Algebra

Analyse

Bewijzen

De grafische rekenmachine

Discrete wiskunde

Fundamenten

Meetkunde

Oppervlakte en inhoud

Rekenen

Schoolwiskunde

Statistiek en kansrekenen

Telproblemen

Toegepaste wiskunde

Van alles en nog wat


\require{AMSmath}

 Dit is een reactie op vraag 68059 

Re: Dominospel

Ik begrijp dat de kans 7/28 omdat er 28 stenen zij en je kunt kiezen uit 00 11 22 33 44 55 66 maar ik begrijp niks van die formule van (n-1+k,k) ik heb al een gekeken naar herhalingscombinaties en wat vragen over hetzelfde onderwerp maar kom er nog niet uit tevens zijn nog de volgende vragen gevraagd bij het dominospel:

b) Hoe groot is de kans dat de som van de ogen minstens 10 is? is dit met de combinatie 4-6 ,6-4,5-5 en is de kans dan 3/28?

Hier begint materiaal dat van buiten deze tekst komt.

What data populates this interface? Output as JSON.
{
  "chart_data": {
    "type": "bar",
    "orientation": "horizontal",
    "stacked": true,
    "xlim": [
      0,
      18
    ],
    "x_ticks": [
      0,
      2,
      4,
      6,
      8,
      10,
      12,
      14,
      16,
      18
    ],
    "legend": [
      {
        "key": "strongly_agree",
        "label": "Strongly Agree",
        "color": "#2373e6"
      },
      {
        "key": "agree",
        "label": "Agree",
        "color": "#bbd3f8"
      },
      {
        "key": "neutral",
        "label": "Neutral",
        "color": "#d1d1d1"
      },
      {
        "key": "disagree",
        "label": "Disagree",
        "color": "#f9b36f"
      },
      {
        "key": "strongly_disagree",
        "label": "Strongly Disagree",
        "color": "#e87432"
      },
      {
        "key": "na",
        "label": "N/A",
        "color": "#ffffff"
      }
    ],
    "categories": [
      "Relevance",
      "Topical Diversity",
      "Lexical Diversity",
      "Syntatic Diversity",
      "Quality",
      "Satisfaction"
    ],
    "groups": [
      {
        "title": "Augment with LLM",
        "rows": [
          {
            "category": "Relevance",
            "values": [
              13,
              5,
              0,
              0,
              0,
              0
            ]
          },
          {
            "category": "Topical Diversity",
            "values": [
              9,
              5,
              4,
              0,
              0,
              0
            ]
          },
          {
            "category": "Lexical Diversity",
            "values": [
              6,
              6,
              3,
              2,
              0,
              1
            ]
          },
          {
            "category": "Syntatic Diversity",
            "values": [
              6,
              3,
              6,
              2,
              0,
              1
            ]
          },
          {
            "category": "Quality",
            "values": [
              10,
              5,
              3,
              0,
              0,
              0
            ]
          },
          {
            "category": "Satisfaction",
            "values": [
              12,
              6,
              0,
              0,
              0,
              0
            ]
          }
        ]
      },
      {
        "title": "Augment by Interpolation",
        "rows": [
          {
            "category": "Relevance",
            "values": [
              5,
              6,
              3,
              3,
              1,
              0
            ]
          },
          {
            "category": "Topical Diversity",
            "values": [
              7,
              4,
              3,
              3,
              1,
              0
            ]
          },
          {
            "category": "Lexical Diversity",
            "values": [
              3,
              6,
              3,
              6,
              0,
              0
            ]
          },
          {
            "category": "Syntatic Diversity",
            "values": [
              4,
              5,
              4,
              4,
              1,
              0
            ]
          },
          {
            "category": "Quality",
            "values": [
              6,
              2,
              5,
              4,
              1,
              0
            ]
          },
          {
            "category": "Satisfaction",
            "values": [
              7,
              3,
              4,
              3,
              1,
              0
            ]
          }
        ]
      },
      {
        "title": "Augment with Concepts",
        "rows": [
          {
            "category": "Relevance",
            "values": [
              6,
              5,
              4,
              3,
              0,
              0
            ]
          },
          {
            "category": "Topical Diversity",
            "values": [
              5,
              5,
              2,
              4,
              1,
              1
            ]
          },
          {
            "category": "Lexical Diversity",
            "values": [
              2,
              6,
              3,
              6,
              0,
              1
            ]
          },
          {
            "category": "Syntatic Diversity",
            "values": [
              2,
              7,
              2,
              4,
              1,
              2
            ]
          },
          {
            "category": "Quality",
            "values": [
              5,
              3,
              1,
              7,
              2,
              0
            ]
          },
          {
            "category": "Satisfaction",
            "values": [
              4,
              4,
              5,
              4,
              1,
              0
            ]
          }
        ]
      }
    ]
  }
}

c) Hoe groot is de kans dat het verschil van het aantal ogen hoogstens2 is? ik heb de mogelijkheden:6-4,4-2,3-1,5-3,6-5,5-4,4-3,3-2 dus de kans is 6/28=3/14

d) Hoe groot nis de kans dat het grootste aantal ogen op één van beide zijden 3 is ?je moet dan de volgende combinaties hebben 3-1,3-2,3-3,3-4,3-5,3-6 en delen door het totaal aantal mogelijkheden denk ik maar wat is het totaal aantal mogelijkheden hier? is dat 28^12? of is dit helemaal fout?

bouddo
Leerling mbo - zaterdag 18 augustus 2012

Antwoord

Het gaat er om de structuur te zien. Bij 0 ogen kan je nog kiezen uit 7 mogelijkheden: 0, 1, 2, 3, 4, 5 en 6. Bij 1 kan je nog kiezen uit 6 mogelijkheden, bij 2 nog uit 5... dus 7+6+5+4+3+2+1=28 verschillende dominostenen.



Dat $aantal=\pmatrix{n-1+k\\k}$ is dan om dat handig uit te rekenen. Dat zou ook nog wel anders kunnen.
De rest van de vragen is gewoon een kwestie van aanstrepen en tellen.

Bij d. don alleen 1-3, 2-3 en 3-3 mee omdat dan de hoogste drie is. Dat zijn er dan 3 van de 28. De kans is 3/28.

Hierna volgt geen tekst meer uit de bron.